# Rifle



## codfish (Mar 22, 2006)

Which would be the better rifle to purchase the remington 710 or the stevens 200 both would be 300 mag


----------



## iwantabuggy (Feb 15, 2005)

Stevens


----------



## Wyomingpredator (Oct 16, 2007)

I personally would go with the remington. There is nothing wrong with stevens but they are just a little lower grade than remington, MOST of the time with guns you get what you pay for. not all the time but most of the time


----------



## southdakbearfan (Oct 11, 2004)

The Rem 710 was a good idea, bad product that has already been dropped for an upgraded model, the 770 I believe, which appears to have corrected the issues with the 710.

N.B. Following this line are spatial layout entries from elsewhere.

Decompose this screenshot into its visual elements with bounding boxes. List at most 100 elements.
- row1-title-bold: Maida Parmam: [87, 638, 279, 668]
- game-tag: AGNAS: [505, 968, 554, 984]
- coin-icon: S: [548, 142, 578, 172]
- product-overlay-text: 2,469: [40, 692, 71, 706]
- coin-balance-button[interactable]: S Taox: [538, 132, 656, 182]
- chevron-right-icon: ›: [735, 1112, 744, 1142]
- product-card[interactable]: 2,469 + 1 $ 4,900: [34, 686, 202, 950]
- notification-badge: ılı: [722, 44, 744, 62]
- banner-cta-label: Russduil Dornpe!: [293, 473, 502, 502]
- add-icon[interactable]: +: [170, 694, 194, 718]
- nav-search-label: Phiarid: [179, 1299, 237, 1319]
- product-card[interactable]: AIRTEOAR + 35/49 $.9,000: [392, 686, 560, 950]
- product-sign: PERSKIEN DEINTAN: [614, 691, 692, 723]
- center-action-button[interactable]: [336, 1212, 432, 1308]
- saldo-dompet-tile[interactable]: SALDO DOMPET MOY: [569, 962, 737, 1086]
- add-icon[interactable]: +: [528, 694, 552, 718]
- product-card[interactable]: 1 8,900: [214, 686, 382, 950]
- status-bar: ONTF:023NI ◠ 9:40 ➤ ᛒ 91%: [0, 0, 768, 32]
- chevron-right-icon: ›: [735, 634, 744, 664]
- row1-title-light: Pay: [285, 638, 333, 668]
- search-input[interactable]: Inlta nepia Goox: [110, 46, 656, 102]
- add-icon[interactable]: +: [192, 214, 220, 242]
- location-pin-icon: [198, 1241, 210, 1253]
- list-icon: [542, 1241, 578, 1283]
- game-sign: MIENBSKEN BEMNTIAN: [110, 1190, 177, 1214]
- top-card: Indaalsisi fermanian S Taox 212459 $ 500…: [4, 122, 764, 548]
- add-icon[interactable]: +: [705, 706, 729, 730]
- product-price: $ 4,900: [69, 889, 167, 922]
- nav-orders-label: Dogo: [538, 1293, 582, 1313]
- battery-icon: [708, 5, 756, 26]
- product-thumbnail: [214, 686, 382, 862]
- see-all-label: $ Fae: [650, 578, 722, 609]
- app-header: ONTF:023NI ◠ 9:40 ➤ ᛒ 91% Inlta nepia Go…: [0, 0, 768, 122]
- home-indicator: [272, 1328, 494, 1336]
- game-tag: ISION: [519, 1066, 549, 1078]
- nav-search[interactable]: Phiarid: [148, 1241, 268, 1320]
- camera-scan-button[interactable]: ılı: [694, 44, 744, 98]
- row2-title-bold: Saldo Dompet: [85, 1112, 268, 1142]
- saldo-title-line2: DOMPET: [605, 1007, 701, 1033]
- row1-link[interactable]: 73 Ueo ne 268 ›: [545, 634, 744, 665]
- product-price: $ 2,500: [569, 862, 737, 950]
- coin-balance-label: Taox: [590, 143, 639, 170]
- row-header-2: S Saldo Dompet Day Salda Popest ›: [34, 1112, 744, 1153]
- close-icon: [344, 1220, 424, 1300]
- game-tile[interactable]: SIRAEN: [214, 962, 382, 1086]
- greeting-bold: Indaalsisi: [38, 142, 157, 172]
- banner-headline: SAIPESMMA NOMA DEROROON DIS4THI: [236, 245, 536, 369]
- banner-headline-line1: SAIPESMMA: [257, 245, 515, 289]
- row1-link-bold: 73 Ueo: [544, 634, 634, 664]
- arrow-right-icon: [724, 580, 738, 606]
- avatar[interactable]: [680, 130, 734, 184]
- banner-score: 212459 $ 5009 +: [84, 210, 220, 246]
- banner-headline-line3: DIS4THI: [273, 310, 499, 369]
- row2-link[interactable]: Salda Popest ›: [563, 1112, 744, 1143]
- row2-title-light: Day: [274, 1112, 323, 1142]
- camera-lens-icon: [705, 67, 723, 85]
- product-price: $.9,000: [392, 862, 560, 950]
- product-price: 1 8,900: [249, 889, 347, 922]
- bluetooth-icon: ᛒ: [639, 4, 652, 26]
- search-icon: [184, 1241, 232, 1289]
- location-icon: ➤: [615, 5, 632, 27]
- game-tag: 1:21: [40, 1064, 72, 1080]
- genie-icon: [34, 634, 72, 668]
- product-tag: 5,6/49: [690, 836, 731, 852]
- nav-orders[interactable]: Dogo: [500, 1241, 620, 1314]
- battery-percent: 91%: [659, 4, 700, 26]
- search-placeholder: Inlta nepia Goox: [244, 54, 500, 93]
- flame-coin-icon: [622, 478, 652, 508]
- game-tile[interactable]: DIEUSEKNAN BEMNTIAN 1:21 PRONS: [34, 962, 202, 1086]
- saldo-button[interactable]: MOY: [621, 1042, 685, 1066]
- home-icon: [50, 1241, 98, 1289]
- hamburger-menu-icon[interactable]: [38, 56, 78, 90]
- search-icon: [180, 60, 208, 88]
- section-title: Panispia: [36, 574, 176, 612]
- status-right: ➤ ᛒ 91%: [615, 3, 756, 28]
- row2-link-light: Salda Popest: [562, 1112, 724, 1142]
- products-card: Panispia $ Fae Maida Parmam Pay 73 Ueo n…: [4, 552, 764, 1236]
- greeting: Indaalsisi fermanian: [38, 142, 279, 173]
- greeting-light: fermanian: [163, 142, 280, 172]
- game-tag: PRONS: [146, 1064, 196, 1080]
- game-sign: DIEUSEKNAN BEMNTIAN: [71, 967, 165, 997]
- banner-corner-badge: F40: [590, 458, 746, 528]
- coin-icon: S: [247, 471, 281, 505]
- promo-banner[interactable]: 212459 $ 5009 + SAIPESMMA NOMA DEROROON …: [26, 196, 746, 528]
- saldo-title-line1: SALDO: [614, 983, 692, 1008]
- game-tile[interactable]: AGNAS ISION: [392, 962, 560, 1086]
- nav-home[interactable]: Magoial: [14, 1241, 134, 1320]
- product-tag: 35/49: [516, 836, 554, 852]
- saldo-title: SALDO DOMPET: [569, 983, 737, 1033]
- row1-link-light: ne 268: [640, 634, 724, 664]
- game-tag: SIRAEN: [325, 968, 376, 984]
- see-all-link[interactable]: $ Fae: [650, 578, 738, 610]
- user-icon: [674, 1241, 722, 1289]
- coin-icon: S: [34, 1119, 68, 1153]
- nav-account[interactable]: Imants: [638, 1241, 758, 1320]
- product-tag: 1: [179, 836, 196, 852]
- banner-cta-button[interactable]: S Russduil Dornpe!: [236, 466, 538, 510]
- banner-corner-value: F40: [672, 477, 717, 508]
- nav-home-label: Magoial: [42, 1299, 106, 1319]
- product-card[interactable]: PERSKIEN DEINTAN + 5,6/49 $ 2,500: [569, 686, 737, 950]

The Stevens is a cheapened up Savage that has had lots of good things said about it.


----------



## northerndave (Dec 6, 2004)

codfish said:


> Which would be the better rifle to purchase the remington 710 or the stevens 200 both would be 300 mag


no question, stevens.


----------



## DVXDUDE (Apr 3, 2007)

stevens no doubt. I hate the rem 710. The stevens sell like hot cakes for a good reason, THEY SHOOT AWESOME

stevens may look ugly, but less problems then that 710 will give you.


----------



## northerndave (Dec 6, 2004)

The stevens is a real rifle, a fantastic value, a true performer in the way of accuracy, function... the only thing it lacks is beauty & the 710 sure the hell doesn't have that on a stevens..


----------



## hogcaller (Dec 13, 2007)

I would never buy a 710! Just grab one and run the action a few times and you will see why! Plus, it has had many things wrong with the action and has had countless recalls on them. The latest recall is the safety.

If you do buy a 710 the best advice I can give you is tie a rope to it and use it as a trotline weight! :lol:


----------



## ghostbuster (Nov 30, 2007)

stevens


----------